Nous disons un mot et quelqu'un d'autre l'interprète
mal. Pourquoi l'interprète-t-il mal ? Parce qu'il
ne l'interprète pas avec le centre correspondant,
il l'interprète avec un centre qui ne correspond
pas. Nous émettons un concept intellectuel, par exemple,
et il se peut que le centre émotionnel (non pas le
supérieur, mais l'inférieur) reçoive
ce concept intellectuel et qu'il l'interprète mal
; il pense qu'on est en train de blesser son amour-propre
; qu'avec ce concept, cet individu lui a lancé une
ironie, de façon à ce qu'il réagisse
contre elle. Bref, nous ne nous comprenons pas les uns les
autres. Pourquoi ? À cause de l'Ego et ce dernier
est une véritable « Tour de Babel ».
Et nous, les êtres humains, nous ne pourrons pas nous
comprendre, sur la face de la Terre, tant qu'il y aura l'Ego.

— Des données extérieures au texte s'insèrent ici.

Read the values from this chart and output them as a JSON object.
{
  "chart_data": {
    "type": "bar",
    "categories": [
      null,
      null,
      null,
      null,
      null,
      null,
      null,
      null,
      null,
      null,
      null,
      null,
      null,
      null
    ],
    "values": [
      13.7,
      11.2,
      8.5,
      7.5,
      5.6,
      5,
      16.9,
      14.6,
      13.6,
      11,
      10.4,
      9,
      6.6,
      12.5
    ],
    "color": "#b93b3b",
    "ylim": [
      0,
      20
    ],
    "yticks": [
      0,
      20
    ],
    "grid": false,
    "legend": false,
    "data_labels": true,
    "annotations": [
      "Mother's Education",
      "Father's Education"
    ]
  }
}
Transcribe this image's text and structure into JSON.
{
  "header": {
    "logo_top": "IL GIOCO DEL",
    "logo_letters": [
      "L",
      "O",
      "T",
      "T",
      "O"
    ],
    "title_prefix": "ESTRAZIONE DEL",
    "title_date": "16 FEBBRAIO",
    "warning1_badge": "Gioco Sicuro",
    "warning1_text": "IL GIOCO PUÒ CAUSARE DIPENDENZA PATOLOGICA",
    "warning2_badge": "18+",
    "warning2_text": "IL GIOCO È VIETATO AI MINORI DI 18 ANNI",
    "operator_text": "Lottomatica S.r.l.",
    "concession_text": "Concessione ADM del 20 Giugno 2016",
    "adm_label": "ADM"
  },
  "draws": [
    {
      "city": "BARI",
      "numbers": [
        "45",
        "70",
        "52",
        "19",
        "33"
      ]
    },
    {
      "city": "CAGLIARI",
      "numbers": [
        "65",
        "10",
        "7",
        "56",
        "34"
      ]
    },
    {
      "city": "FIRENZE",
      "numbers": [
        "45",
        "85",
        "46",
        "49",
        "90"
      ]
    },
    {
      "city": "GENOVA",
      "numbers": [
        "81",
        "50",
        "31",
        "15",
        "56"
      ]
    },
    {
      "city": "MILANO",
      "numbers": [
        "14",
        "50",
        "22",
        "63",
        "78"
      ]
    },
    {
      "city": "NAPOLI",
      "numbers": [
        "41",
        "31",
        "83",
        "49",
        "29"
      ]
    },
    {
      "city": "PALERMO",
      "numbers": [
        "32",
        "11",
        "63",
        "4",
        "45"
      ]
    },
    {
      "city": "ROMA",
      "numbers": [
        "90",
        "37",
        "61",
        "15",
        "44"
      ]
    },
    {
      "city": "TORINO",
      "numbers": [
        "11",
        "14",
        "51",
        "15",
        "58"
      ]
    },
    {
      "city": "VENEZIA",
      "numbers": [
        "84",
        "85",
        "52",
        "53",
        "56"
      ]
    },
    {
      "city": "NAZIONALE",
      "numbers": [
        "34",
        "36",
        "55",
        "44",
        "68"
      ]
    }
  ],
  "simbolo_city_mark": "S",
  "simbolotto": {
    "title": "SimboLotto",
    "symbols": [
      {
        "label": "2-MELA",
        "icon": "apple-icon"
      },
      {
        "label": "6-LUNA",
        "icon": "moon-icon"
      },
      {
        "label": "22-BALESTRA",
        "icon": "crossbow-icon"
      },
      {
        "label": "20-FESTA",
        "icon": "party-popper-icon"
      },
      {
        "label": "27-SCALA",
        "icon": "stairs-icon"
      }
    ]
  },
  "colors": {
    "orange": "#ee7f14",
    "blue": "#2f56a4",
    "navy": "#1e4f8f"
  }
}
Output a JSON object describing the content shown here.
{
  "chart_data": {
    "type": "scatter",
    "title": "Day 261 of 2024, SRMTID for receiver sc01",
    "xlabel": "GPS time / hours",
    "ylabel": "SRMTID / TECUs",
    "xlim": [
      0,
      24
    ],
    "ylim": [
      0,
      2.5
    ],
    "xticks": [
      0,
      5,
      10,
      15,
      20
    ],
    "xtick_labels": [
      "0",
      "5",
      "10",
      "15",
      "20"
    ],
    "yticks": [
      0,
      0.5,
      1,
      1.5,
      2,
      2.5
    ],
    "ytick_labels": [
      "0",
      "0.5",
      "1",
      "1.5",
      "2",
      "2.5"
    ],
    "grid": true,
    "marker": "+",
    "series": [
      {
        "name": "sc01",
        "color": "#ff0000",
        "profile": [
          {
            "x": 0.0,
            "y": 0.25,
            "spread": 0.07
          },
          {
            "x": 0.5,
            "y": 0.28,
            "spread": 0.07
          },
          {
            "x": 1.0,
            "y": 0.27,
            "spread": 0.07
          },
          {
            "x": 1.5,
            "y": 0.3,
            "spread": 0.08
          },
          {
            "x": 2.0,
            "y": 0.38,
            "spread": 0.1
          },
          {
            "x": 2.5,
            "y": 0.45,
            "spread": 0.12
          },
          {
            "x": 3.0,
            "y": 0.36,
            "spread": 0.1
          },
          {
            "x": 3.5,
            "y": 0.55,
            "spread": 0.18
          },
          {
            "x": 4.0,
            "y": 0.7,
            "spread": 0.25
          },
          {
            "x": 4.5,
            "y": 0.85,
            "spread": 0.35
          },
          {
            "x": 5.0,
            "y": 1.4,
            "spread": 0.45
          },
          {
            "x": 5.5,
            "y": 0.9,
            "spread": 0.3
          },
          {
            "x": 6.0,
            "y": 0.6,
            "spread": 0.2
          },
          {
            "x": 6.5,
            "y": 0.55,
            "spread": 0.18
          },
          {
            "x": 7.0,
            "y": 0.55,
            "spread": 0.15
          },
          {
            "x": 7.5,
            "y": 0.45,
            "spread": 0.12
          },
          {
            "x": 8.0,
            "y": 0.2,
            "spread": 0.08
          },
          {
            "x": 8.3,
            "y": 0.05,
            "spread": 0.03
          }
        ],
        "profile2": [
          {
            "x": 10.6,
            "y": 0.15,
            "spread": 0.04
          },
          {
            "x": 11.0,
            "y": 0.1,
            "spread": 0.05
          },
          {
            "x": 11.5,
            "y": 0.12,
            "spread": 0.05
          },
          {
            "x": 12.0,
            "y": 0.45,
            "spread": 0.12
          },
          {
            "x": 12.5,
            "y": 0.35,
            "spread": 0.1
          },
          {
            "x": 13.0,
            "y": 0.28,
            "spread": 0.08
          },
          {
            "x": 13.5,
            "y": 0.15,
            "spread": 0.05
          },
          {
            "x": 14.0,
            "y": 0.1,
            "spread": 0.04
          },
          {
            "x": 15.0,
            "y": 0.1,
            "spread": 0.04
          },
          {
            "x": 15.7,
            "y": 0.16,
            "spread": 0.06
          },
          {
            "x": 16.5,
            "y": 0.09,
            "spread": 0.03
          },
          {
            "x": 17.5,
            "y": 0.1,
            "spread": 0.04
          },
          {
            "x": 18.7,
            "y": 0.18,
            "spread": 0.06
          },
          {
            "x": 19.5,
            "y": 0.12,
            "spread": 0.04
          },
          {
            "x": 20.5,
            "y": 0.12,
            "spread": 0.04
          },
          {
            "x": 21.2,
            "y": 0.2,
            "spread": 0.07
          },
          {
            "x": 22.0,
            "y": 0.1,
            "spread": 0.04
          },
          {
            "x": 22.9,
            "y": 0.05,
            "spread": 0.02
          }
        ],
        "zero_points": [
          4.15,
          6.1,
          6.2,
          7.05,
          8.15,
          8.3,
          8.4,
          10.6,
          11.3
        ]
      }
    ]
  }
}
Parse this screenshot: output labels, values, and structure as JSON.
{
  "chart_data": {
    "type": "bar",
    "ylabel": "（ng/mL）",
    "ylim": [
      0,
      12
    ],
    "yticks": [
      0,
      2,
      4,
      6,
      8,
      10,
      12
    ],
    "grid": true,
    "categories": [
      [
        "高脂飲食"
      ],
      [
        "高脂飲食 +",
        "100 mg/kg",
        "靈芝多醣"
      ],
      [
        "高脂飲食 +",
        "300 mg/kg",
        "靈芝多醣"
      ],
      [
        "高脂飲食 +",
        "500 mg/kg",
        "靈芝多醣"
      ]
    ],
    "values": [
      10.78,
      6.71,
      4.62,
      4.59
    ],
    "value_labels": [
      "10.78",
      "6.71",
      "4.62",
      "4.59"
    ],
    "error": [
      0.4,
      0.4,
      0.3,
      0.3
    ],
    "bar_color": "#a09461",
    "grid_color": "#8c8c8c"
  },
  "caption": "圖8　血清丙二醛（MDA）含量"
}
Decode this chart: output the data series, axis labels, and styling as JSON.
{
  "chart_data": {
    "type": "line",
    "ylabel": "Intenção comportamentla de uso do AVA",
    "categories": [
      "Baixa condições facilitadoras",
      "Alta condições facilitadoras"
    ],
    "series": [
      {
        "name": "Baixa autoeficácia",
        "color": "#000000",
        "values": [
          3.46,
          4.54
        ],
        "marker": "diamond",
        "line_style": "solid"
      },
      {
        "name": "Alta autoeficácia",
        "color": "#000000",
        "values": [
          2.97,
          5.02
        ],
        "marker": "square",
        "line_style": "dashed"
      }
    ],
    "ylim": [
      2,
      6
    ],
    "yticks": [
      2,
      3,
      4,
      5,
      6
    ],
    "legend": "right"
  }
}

Tant que nous ne dissoudrons pas l'Ego, il y aura des guerres
et des rumeurs de guerres, il y aura des grèves,
il y aura de la violence, de la haine, etc. L'Ego nous a
tous rendus horribles, nous ne jouissons pas de la véritable
beauté ; c'est à cause de ça, parce
que nous avons l'Ego, que nous sommes laids, épouvantablement
laids...
Si
vous voyiez comme les Essences libérées de
l'Ego sont belles ; on est rempli d'extase, par exemple,
quand, avec nos facultés supérieures, on pénètre
dans un jardin et qu'on voit les « élémentaux
» des fleurs, innocents, dépourvus d'Ego ;
les « élémentaux » des arbres,
comme des enfants pleins de beauté, dépourvus
d'Ego (ils n'ont pas d'Ego ; il n'y a pas de problèmes
entre eux ; ils vivent dans un véritable paradis,
un de ces paradis élémentaux de la nature,
et ils jouissent de précieuses facultés, les
facultés libres de l'Essence)...
Par
conséquent, mes Frères, tant que nous resterons
tels que nous sommes, il nous sera impossible de jouir du
véritable bonheur ; mais le jour où nous parviendrons
à l'innocence, le jour où nous mourrons en
nous-mêmes, nous pourrons converser merveilleusement,
avec les créatures innocentes de toute cette création
et vivre avec elles dans les paradis, dans les différents
paradis élémentaux. Mais pas avec l'Ego !
Ainsi, avec l'Ego, les princes du feu, de l'air, des eaux
et de la terre nous ferment les portes... Nous sommes des
monstres horribles !
Quand
je suis en méditation, mes frères, et que
soudain quelqu'un vient me rendre visite, je m'en rends
compte, car les vibrations horribles, sinistres du visiteur
parviennent jusqu'à moi. Je me rends compte que celui
qui arrive porte l'Ego. Avec qui pourrait-on comparer quelqu'un
qui a l'Ego ? À Frankenstein ? Non, parce que Frankenstein
est une fiction qui n'a aucune valeur scientifique... Alors
à qui ? Au Comte Dracula ! C'est le type de vibrations
que porte toute personne qui a l'Ego. Maintenant, vous comprendrez
pourquoi les créatures des éléments
sont horrifiées quand elles voient quelqu'un qui
a l'Ego et qu'elles s'enfuient, épouvantées...
M'avez-vous compris ?
Bon,
ici s'achève la conférence, mes chers frères.